Process Reward Annotation
Collect per-step reward signals for training process reward models with first-error and per-step annotation modes. Export directly to PRM, DPO, and SWE-bench training formats.
Process Reward Annotation
New in v2.4.0
Process Reward Models (PRMs) require per-step correctness labels rather than a single outcome-level score. Training an effective PRM means collecting annotations that identify exactly where in a multi-step trace the agent went wrong, what kind of error occurred, and whether recovery was possible. This is fundamentally different from outcome-based annotation where you only judge the final result.
Potato provides two annotation modes optimized for different speed/detail tradeoffs when collecting process reward data.

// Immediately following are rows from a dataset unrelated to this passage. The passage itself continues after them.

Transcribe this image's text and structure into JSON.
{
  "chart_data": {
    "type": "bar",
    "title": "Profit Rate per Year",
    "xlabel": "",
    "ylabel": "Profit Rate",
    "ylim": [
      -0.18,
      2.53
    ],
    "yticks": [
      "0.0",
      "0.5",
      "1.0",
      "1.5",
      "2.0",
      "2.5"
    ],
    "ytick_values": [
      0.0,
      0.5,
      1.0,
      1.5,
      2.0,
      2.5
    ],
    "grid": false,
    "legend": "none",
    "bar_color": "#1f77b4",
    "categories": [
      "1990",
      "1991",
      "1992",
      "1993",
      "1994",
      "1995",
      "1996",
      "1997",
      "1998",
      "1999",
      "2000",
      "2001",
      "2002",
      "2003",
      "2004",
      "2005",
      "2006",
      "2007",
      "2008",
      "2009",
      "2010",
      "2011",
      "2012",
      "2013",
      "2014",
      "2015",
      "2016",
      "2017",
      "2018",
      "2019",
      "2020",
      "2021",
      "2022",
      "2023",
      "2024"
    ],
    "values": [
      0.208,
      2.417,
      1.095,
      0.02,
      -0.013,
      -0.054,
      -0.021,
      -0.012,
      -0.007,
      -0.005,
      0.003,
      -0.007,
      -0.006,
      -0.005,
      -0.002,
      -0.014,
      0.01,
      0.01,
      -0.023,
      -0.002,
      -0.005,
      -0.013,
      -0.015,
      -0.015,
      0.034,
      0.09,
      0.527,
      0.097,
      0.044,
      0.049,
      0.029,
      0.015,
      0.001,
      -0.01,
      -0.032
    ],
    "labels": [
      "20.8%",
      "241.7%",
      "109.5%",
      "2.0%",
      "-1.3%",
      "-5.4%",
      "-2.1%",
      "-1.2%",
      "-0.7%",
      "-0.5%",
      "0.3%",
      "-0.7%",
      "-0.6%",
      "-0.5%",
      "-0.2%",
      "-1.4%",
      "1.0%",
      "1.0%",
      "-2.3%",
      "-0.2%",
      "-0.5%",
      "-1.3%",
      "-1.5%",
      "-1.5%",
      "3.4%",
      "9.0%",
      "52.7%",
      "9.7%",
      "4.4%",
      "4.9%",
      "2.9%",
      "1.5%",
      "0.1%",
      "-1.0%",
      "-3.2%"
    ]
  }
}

First-error mode is designed for fast binary labeling: the annotator clicks the first incorrect step, and all subsequent steps are automatically marked as tainted. Per-step mode asks the annotator to independently rate every step, producing richer signals at the cost of more annotation time.

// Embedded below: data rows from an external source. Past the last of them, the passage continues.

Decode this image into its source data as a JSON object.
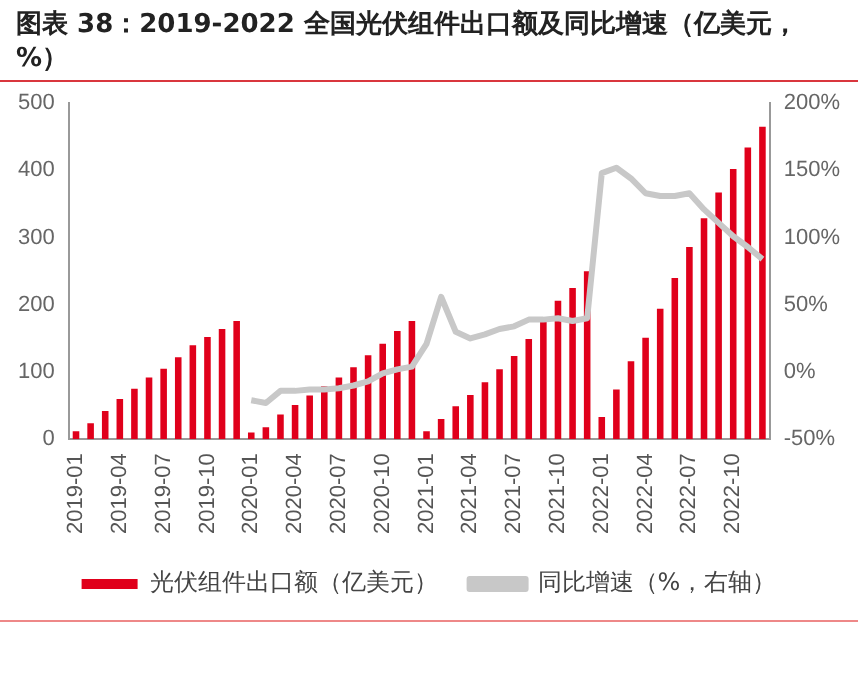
{
  "chart_data": {
    "type": "bar",
    "title": "图表 38：2019-2022 全国光伏组件出口额及同比增速（亿美元，%）",
    "categories": [
      "2019-01",
      null,
      null,
      "2019-04",
      null,
      null,
      "2019-07",
      null,
      null,
      "2019-10",
      null,
      null,
      "2020-01",
      null,
      null,
      "2020-04",
      null,
      null,
      "2020-07",
      null,
      null,
      "2020-10",
      null,
      null,
      "2021-01",
      null,
      null,
      "2021-04",
      null,
      null,
      "2021-07",
      null,
      null,
      "2021-10",
      null,
      null,
      "2022-01",
      null,
      null,
      "2022-04",
      null,
      null,
      "2022-07",
      null,
      null,
      "2022-10",
      null,
      null
    ],
    "series": [
      {
        "name": "光伏组件出口额（亿美元）",
        "color": "#e0001b",
        "values": [
          12,
          24,
          42,
          60,
          75,
          92,
          105,
          122,
          140,
          152,
          164,
          176,
          10,
          18,
          37,
          51,
          65,
          79,
          92,
          107,
          125,
          142,
          161,
          176,
          12,
          30,
          49,
          66,
          85,
          104,
          124,
          149,
          175,
          206,
          225,
          250,
          33,
          74,
          116,
          151,
          194,
          240,
          286,
          329,
          367,
          402,
          434,
          465
        ]
      },
      {
        "name": "同比增速（%，右轴）",
        "type": "line",
        "axis": "y2",
        "color": "#c8c8c8",
        "values": [
          null,
          null,
          null,
          null,
          null,
          null,
          null,
          null,
          null,
          null,
          null,
          null,
          -21,
          -23,
          -14,
          -14,
          -13,
          -13,
          -12,
          -10,
          -7,
          -1,
          2,
          4,
          21,
          56,
          30,
          25,
          28,
          32,
          34,
          39,
          39,
          40,
          38,
          40,
          148,
          152,
          144,
          133,
          131,
          131,
          133,
          121,
          111,
          101,
          93,
          84
        ]
      }
    ],
    "ylim": [
      0,
      500
    ],
    "yticks": [
      0,
      100,
      200,
      300,
      400,
      500
    ],
    "y2lim": [
      -50,
      200
    ],
    "y2ticks": [
      {
        "value": -50,
        "label": "-50%"
      },
      {
        "value": 0,
        "label": "0%"
      },
      {
        "value": 50,
        "label": "50%"
      },
      {
        "value": 100,
        "label": "100%"
      },
      {
        "value": 150,
        "label": "150%"
      },
      {
        "value": 200,
        "label": "200%"
      }
    ],
    "grid": false,
    "legend": "bottom",
    "marker": "none"
  }
}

Both modes integrate with the coding trace display, agent trace display, and web agent display, so you can collect process rewards for any type of agent trace.
First-Error Mode
In first-error mode, the annotator reads through the trace sequentially and clicks on the first step where the agent made an error. All steps before the clicked step are automatically labeled as correct. The clicked step and all subsequent steps are labeled as incorrect (the clicked step as the "first error" and the rest as "downstream of error").
This produces the exact label format needed for training binary PRMs: a sequence of +1 labels followed by a -1 at the error point and -1 for all remaining steps.
Configuration
annotation_schemes:
- name: process_reward
annotation_type: process_reward
mode: first_error
description: "Click the first step where the agent made a mistake"
first_error:
# Visual styling
correct_color: "#22c55e" # green for steps before the error
error_color: "#ef4444" # red for the first error step
downstream_color: "#f97316" # orange for steps after the error
unmarked_color: "#6b7280" # gray for steps not yet reviewed
# Behavior
require_confirmation: true # ask "Are you sure?" before marking
allow_no_error: true # allow annotator to mark all steps correct
show_step_content: true # show step content in the annotation panel
# Labels applied automatically
labels:
correct: "+1"
first_error: "-1 (first error)"
downstream: "-1 (downstream)"
all_correct: "+1 (all correct)"Annotation Workflow
- The annotator reads the trace from top to bottom
- Steps are initially unmarked (gray)
- The annotator clicks the first incorrect step
- Steps 0 through N-1 turn green (correct)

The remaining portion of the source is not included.